My gaze swept over him, taking in the pathetic spectacle of his fear. He had offered a distraction, a flicker of information in the face of oblivion. It wasn’t enough to save him, not even close. But it was enough to make me pause, to consider if his final, gasping words might open a new, more satisfying chapter to this gruesome tale.

Then the motherfucker smiled.

“You better care, because they are not the only ones after the woman.”

Grabbing the man by the scruff of his bloody shirt, I snarled. “Like I said. I don’t give a fuck.”

“Not even if the woman is Karlyn Ingalls?”

Her name hit me like a physical blow, a precious life I had buried deep beneath layers of blood and vengeance. Karlyn Ingalls. The sliver of interest that had begun to form in the pit of my stomach recoiled, replaced by a cold, sharp dread. My grip tightened on the man, his frail body trembling against mine. His smile vanished from his lips, replaced by a fresh wave of terror as he saw the storm brewing in my eyes. He had played his last card—a desperate, foolish gamble—and he had just dealt himself a losing hand.

My machete, still dripping, traced a slow, deliberate arc in the air before me as the details of the Death Dogs and Black Odessa faded into insignificance.

This wasn’t about shadowy organizations, retribution, or a looming war anymore; it was personal. He had invoked a name that tore through the carefully constructed walls around my heart, a name that represented everything I loved and held dear, everything I would fight, die to protect, even from myself. The hunt had just found a new, and far more lethal target.

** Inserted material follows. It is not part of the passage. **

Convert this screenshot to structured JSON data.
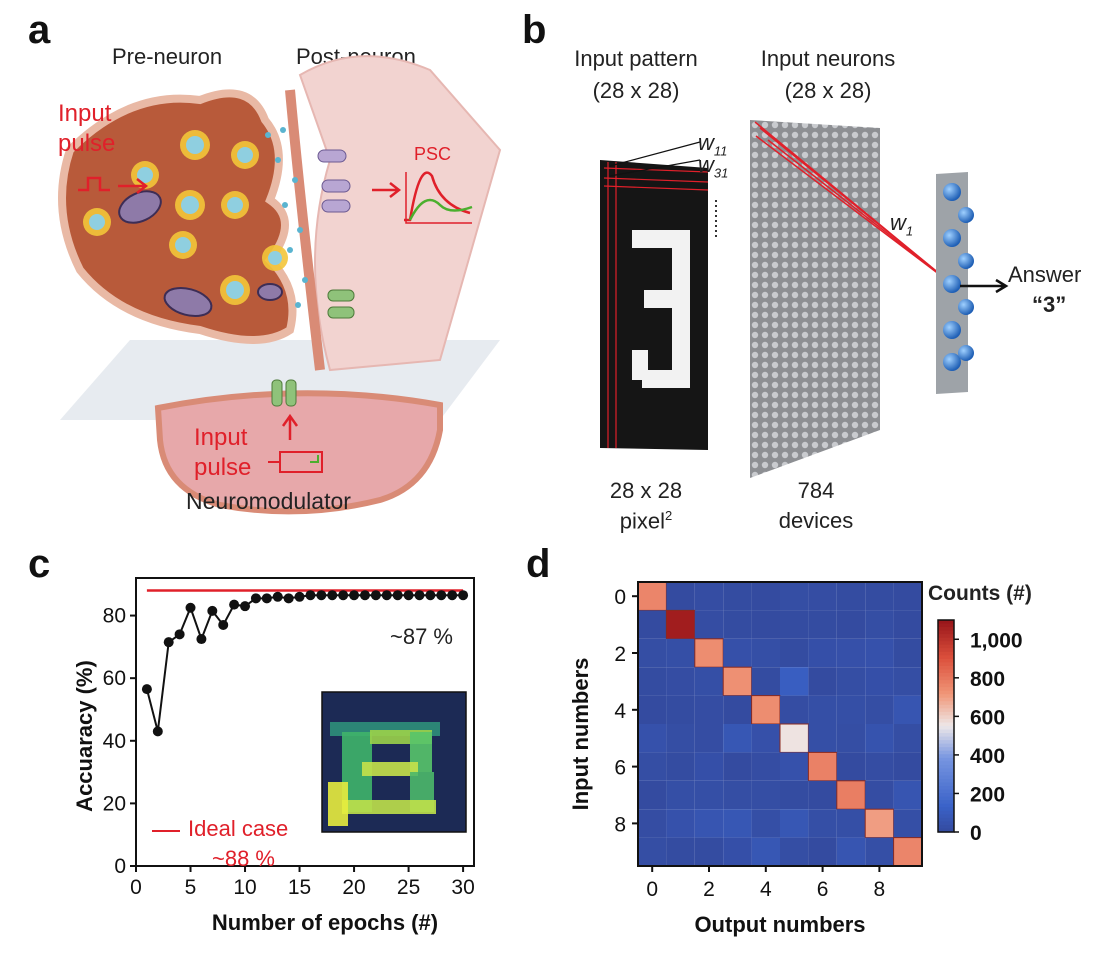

The air curdled, thick with the stench of primal fear. He knew. The shift—that subtle tremor in the world’s breath—had snagged his attention. And then, the unraveling. His voice, once a low rumble, fractured into a desperate, meaningless static, a pathetic cascade of choked sobs and ragged, bloody gasps that painted the silence with despair. My machete, a hungry glint in the dim light, met flesh with a wet, tearing sound that echoed the scream ripped from my own soul.

This wasn’t just about him anymore. It was wildfire consuming me from the inside out, a molten core of rage that surged through my veins, dictating the brutal ballet of my actions. The fury, a living entity, guided my hands as I carved, as I tore, as I dismembered. Each severed limb was a testament to a pain I refused to let die, a visceral protest against the injustices etched into my very being.

His whimpers dwindled, a dying ember in the inferno I’d ignited. But hunger remained, a ravenous beast that demanded complete annihilation. I continued, driven by a force that transcended mere violence, until the very concept of ‘him’ was a ghost, a smeared memory beneath the scarlet rain. Not a strand of hair, not a whisper of his form, remained to bear witness to the man he once was. The silence that followed was a vast, empty cathedral, echoing with the monstrous song of my vengeance.